Le Parti radical gangrené
L'appât du gain n'a pas de limites chez Stavisky, qui multiplie l'émission de faux bons au point de ne pas
passer inaperçu. Néanmoins, le fruit de ses manigances lui permet d'acheter la compagnie de nombreux hommes politiques issus de la gauche radicale. Les banques et les assurances ne peuvent rien
face aux malversations de Stavisky. L'homme est intouchable. Son argent corrompt et influence une bonne
partie de la sphère politique. S'il tombe, il entraîne de nombreuses personnalités dans sa chute. Les mois passent, l'imposture se précise et provoque une pression judiciaire croissante. Le
parquet dévoile la supercherie, qui se répand à travers une presse déchaînée, qui n'hésite pas à dénoncer toute cette corruption.
Des noms de ministres et de députés sont cités dans la presse. On apprend parallèlement que la justice, des journaux et la police ont été généreusement arrosés par l'argent sale du "beau Sacha".
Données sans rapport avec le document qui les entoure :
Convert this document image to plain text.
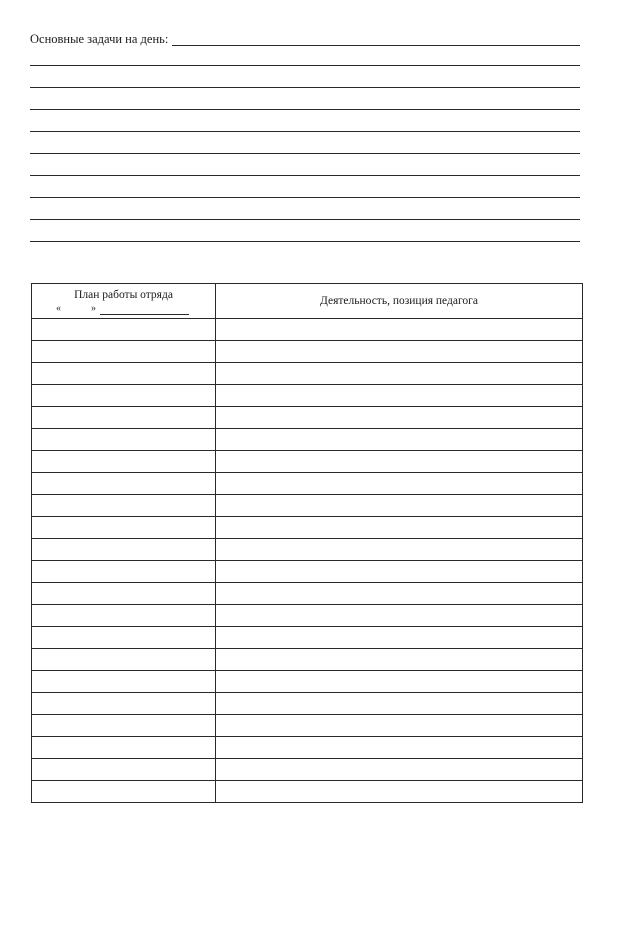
Основные задачи на день:
План работы отряда
« »	Деятельность, позиция педагога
Stavisky est désormais un homme traqué qui tente de disparaître dans une villa à Chamonix où il pense que l'affaire va s'estomper avec le temps. Mais, très vite, il apprend qu'un mandat d'arrêt a
été lancé contre lui. La police ne met pas longtemps à le retrouver, se présente à son domicile où un coup de feu retentit. Stavisky est retrouvé agonisant sur le sol, une balle en pleine tête. Il est transporté à l'hôpital deux heures
plus tard et meurt dans la nuit.
La théorie du suicide est vivement contestée. En témoignent les propos tenus par Le Canard enchaîné à l'époque qui titra : "Stavisky s'est suicidé d'une balle tirée à trois mètres. Ce que c'est que d'avoir le bras long." Une violente vague
antiparlementaire s'empare du pays et donne lieu à des émeutes sanglantes dans Paris le 6 février 1934. Les répercussions de l'affaire Stavisky sont colossales. Elles servent de prétexte aux mouvements d'extrême droite connus sous le nom des
Ligues, et autres mouvances antiparlementaires. Alors président du conseil, Daladier est obligé de démissionner.